Email Marketing Insights
September 24, 2012 | By David Atlas
Here's an article I wrote for eM+C:
Marketers have an interesting relationship with technology. Without a doubt, new tools provide marketers with sophisticated analytical and communications capabilities unparalleled by any previous generation of marketers. Indeed, consumers today are findable, understandable and convertible through media that exist purely as developments atop technology. Yesteryear's network of connected computers becomes today's web of email inboxes, mobile connections and social channels.
Yet marketers aren't IT customers. They want to use tools, but the tools need to be designed in a way that's powerful and accessible. Just like automotive technology, which is usable by vastly more people than are able to understand it, marketers today need to leverage deeply complex technologies without drowning in the details of their operations. They want to drive systems that maximize customer lifetime value without having to become computer programmers.
One of the key enablers of all this automation is the cloud. Cloud technologies — known by the roughly synonymous terms of Software as a Services (SaaS), on-demand software and hosted systems — mean that the software used to accomplish critical digital marketing campaigns isn't purchased by a customer and installed on premise. Cloud-based technologies run "out there." You simply open a broswer, log in with your account credentials and get to work.
Having an email marketing and cross-channel solution that lives in the cloud means never having to install your own software — i.e., getting IT out of the picture. It also means, typically, a much quicker time to be up and running, a much greater level of automation, and vastly lower overhead in terms of the technical resources — and dollars — needed to support them. Cloud-based solutions can be a huge advantage, and there's little doubt why the market has moved so much in that direction.
Not all clouds, however, are the same. While clouds have their definite benefits, one of their limitations, at least in terms of automated marketing solutions, is that the actual resource is commonly shared among many different users. Think of it like the difference between a restaurant and your home kitchen: it's easier to get a meal in a restaurant — so much more is "automated" for you and all you have to do is walk in and order. However, just like the cloud, you lose something important: individual ownership.
One of the advantages of good old-fashioned software that you install in-house is that you have full and unfettered use of that resource. You want a sandwich at three in the morning? The restaurant may be closed, but your kitchen is always there waiting for you. Can't get a table at the popular restaurant down the block? Your own dining room table is there waiting for you.
Technically referred to as "multitenant" solutions, most cloud-based implementations today lump hundreds of brand and direct marketers onto what's effectively a single system. The resource out there in the cloud is shared. Yes, you've gotten IT out of the picture and found a level of automation you didn't have before, but you may discover during peak times that accessing all of that resource is difficult. While you may be willing to wait 45 minutes for a table at a restaurant, having your email marketing campaign delayed by other clients using the system has a real bottom-line cost. Flash commerce, daily-deal sites and others trying to get messages delivered during specific times of day that have proven optimal for conversion can be severely compromised due to the shared nature of most cloud services.

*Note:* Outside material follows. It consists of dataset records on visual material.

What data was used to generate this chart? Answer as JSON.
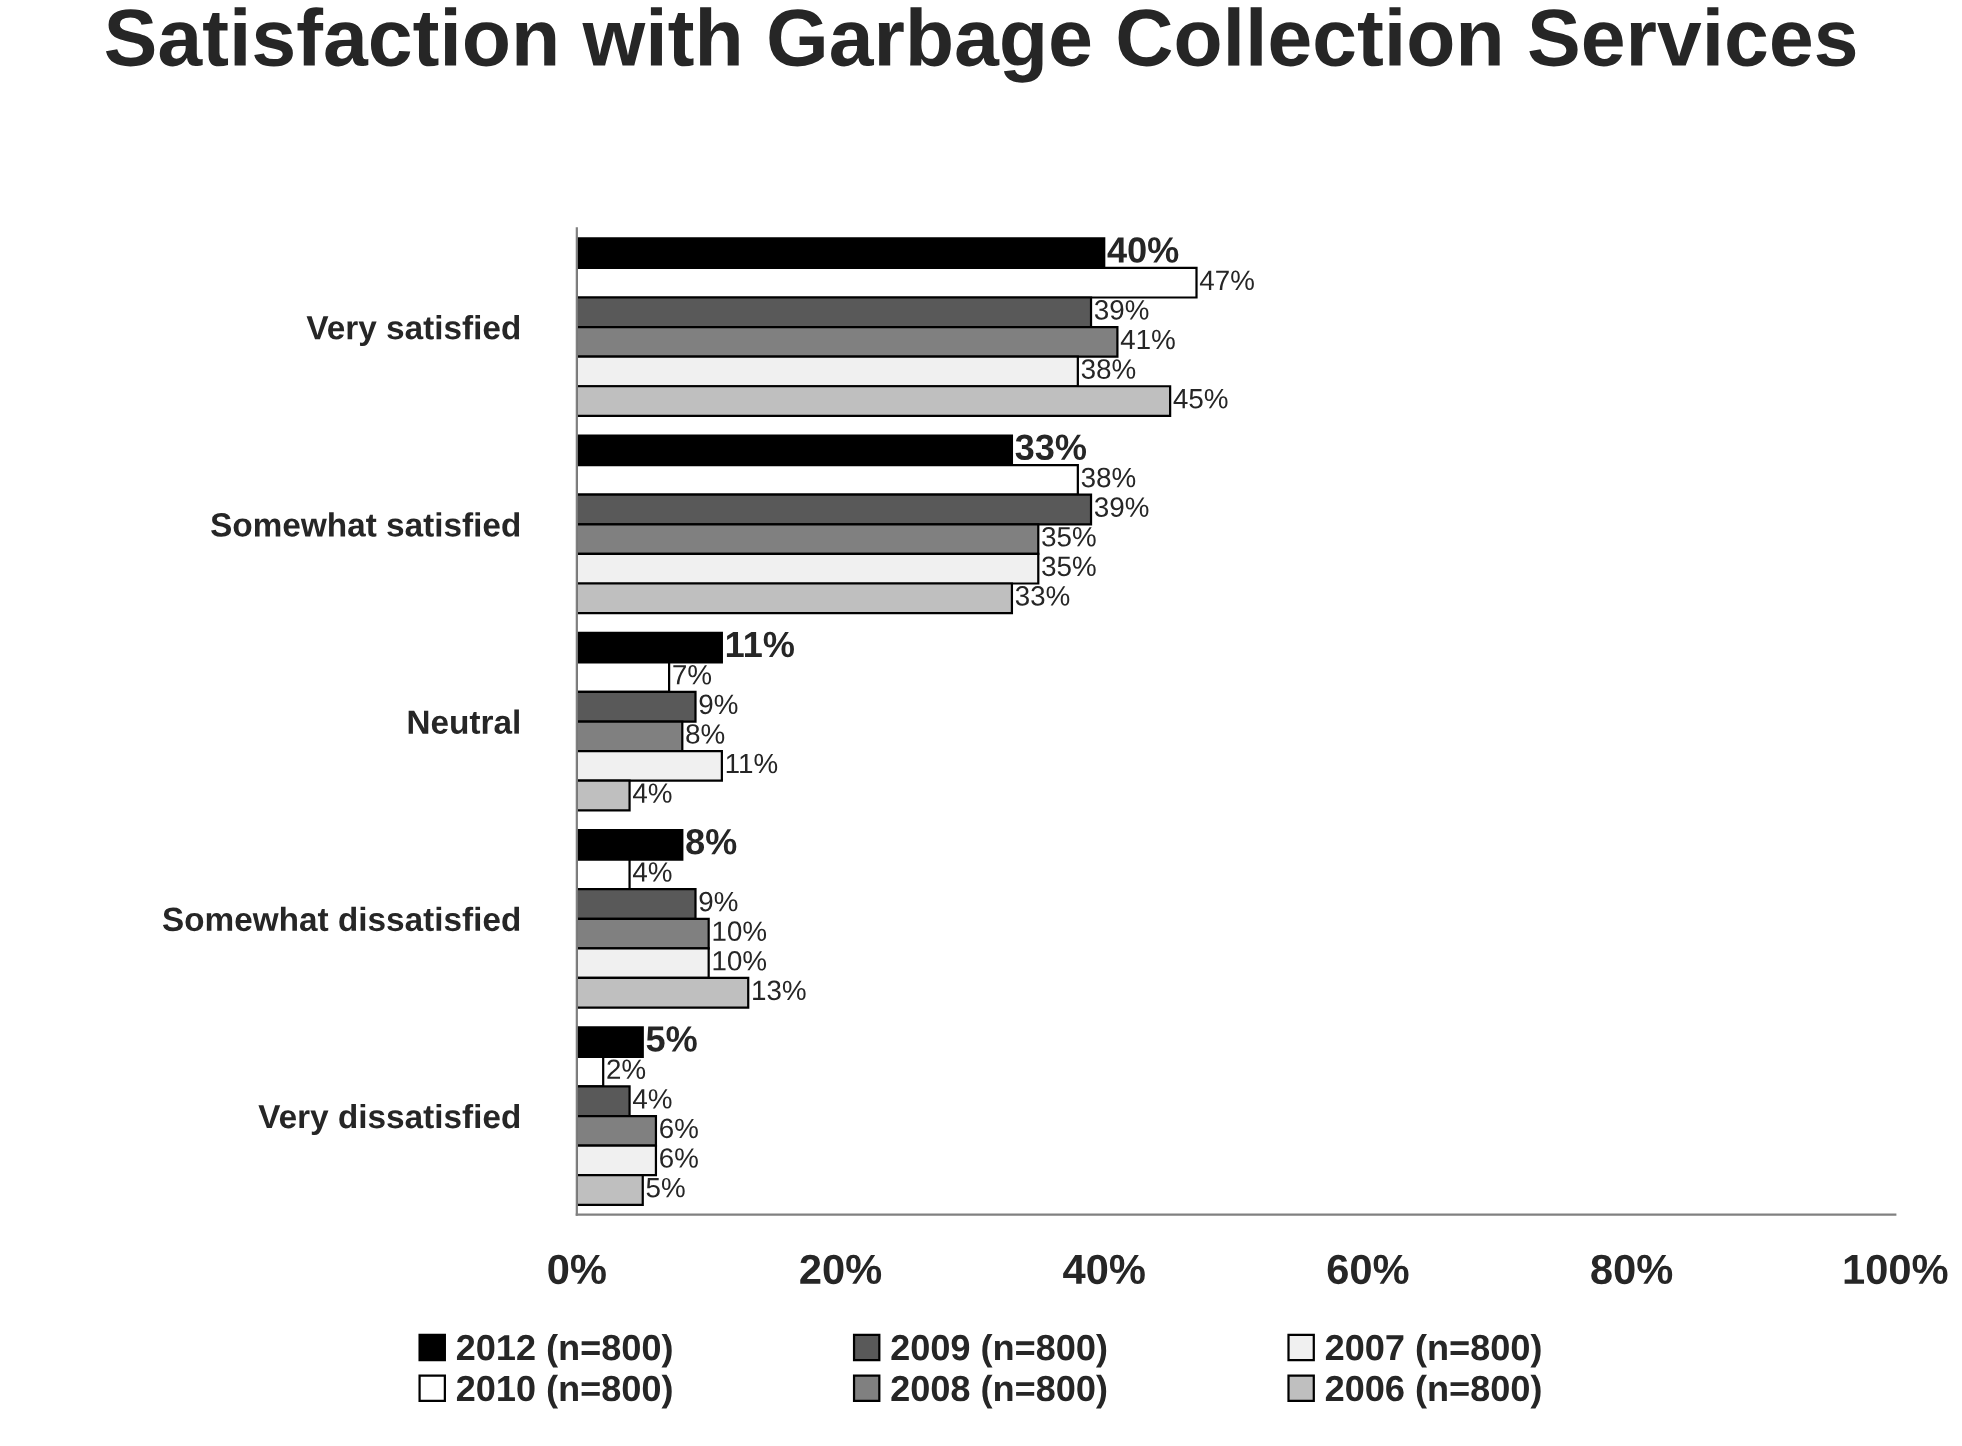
{
  "chart_data": {
    "type": "bar",
    "orientation": "horizontal",
    "title": "Satisfaction with Garbage Collection Services",
    "categories": [
      "Very satisfied",
      "Somewhat satisfied",
      "Neutral",
      "Somewhat dissatisfied",
      "Very dissatisfied"
    ],
    "series": [
      {
        "name": "2012 (n=800)",
        "color": "#000000",
        "values": [
          40,
          33,
          11,
          8,
          5
        ],
        "value_labels": [
          "40%",
          "33%",
          "11%",
          "8%",
          "5%"
        ]
      },
      {
        "name": "2010 (n=800)",
        "color": "#ffffff",
        "values": [
          47,
          38,
          7,
          4,
          2
        ],
        "value_labels": [
          "47%",
          "38%",
          "7%",
          "4%",
          "2%"
        ]
      },
      {
        "name": "2009 (n=800)",
        "color": "#595959",
        "values": [
          39,
          39,
          9,
          9,
          4
        ],
        "value_labels": [
          "39%",
          "39%",
          "9%",
          "9%",
          "4%"
        ]
      },
      {
        "name": "2008 (n=800)",
        "color": "#808080",
        "values": [
          41,
          35,
          8,
          10,
          6
        ],
        "value_labels": [
          "41%",
          "35%",
          "8%",
          "10%",
          "6%"
        ]
      },
      {
        "name": "2007 (n=800)",
        "color": "#f0f0f0",
        "values": [
          38,
          35,
          11,
          10,
          6
        ],
        "value_labels": [
          "38%",
          "35%",
          "11%",
          "10%",
          "6%"
        ]
      },
      {
        "name": "2006 (n=800)",
        "color": "#bfbfbf",
        "values": [
          45,
          33,
          4,
          13,
          5
        ],
        "value_labels": [
          "45%",
          "33%",
          "4%",
          "13%",
          "5%"
        ]
      }
    ],
    "xlim": [
      0,
      100
    ],
    "xticks": [
      {
        "value": 0,
        "label": "0%"
      },
      {
        "value": 20,
        "label": "20%"
      },
      {
        "value": 40,
        "label": "40%"
      },
      {
        "value": 60,
        "label": "60%"
      },
      {
        "value": 80,
        "label": "80%"
      },
      {
        "value": 100,
        "label": "100%"
      }
    ],
    "grid": false,
    "legend": "bottom"
  }
}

Enter the private cloud. Private clouds effectively give you the best of both worlds: the convenience of a hosted solution and the dedicated resources of an always-on system that's configured just for you. Imagine owning your own restaurant, staffed by professional chefs and the best waiters, but the only one they serve is you — whenever you want, however much you want.
The private cloud means no latency for large email sends. Many customers discover the need to achieve huge sends during small time windows to maximize revenue; with a private cloud, you have full use of the resource, enabling you to send as many messages as you want, as quickly as you want. The kitchen, so to speak, isn't busy serving other customers; everything is there for you alone.
The pricing model for private cloud email services also can be different, enabling both a lower total cost of ownership and the elimination of self-serving incentives that arise through per-message (CPM) charges. With a multitenant or first-generation cloud solution, you typically pay for the capacity you use, as opposed to purchasing a license for the software that you install in-house. This sounds good, until you realize that each and every message you send increases your charges. Want to send more emails during peak seasons? You better budget more. And be prepared to be sold on the virtues of sending more and more by sales reps trying to upsell you on your usage of the public cloud. It's not uncommon for clients of pubic cloud email service providers to systematically send 20 percent more email every year — whether their growth demands it or not.
With a private cloud, you're not paying per item ordered off the menu. Since you're effectively purchasing the system with a software license (albeit one without the IT overhead of installed software), once you own it, you can send as much email, or as little, as you need to maximize the value of your customer relationships.
Private clouds may be the next generation in cloud-based solutions. When it's time for you to evaluate your marketing services vendors, ask around. You may find that when it comes to clouds, its best to own your own and not share.